In his closing speech, Mayor of Esztergom Etelka Romanek (Fidesz-KDNP) said we live in a difficult era that does not care about God, neglects national awareness, and is abandoning the values that are synonymous with being part of the Hungarian people, Christianity and a Christian Europe. “Only the profession and acceptance of a moral values that involve spirituality enables the preservation and advancement of life. We must forge communities in which inclusion affords protection. Common faith and love provide protection against the destruction of the secularised world”, she stated.

Prior to the event, which was organised by the Sándor Rudnay Cultural and City Conservation Association and the Sándor Rudnay Foundation, an ecumenical church service was held in Esztergom’s Saint Thomas Chapel.

Esztergom and Canterbury have been related through culture and religious history since the 12th century. Both settlements are archbishoprics. The excellent relations between the two cities were founded on the personal friendship between Thomas Becket and Archbishop of Esztergom Lukács Bánfi, which was forged during their studies in Paris.
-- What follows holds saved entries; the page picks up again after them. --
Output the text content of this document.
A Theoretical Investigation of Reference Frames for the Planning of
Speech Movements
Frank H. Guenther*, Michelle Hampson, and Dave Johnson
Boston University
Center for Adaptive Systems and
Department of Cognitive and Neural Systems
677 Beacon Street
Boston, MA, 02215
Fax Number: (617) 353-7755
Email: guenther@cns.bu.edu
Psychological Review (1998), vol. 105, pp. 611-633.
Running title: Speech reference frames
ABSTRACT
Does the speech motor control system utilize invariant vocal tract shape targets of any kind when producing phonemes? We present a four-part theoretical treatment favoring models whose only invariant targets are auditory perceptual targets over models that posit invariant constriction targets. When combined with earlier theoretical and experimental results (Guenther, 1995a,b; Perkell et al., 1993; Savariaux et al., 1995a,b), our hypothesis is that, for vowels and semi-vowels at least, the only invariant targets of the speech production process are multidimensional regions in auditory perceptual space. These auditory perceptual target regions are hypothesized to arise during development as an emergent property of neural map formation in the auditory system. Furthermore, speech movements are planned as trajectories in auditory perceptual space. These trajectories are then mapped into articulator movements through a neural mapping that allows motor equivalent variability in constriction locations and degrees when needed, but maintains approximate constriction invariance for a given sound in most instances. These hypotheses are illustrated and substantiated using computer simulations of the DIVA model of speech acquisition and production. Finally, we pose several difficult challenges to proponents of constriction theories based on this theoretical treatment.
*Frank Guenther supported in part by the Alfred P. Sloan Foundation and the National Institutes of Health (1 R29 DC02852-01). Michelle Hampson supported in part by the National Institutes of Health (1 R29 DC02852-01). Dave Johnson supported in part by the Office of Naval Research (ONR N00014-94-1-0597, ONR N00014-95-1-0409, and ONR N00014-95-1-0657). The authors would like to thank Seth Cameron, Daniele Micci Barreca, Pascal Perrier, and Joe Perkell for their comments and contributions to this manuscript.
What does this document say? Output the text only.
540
Archbishop Thomas Becket, who became a martyr in 1170, stood up for the autonomy of the church just like the former head of the Hungarian church. Following Becket’s death, Archbishop Job founded a provostship in Esztergom to commemorate the martyr.

Cardinal László Lékai, who was Chairman of the Hungarian Catholic Bishops’ Conference from 1976 until his death in 1986, donated some of the relics of Thomas Becket, which had found their way to Esztergom in 1538, to the Archbishopric of Canterbury in view of the fact that all of the saint’s remains and belongings in England were destroyed on the orders of king Henry VIII.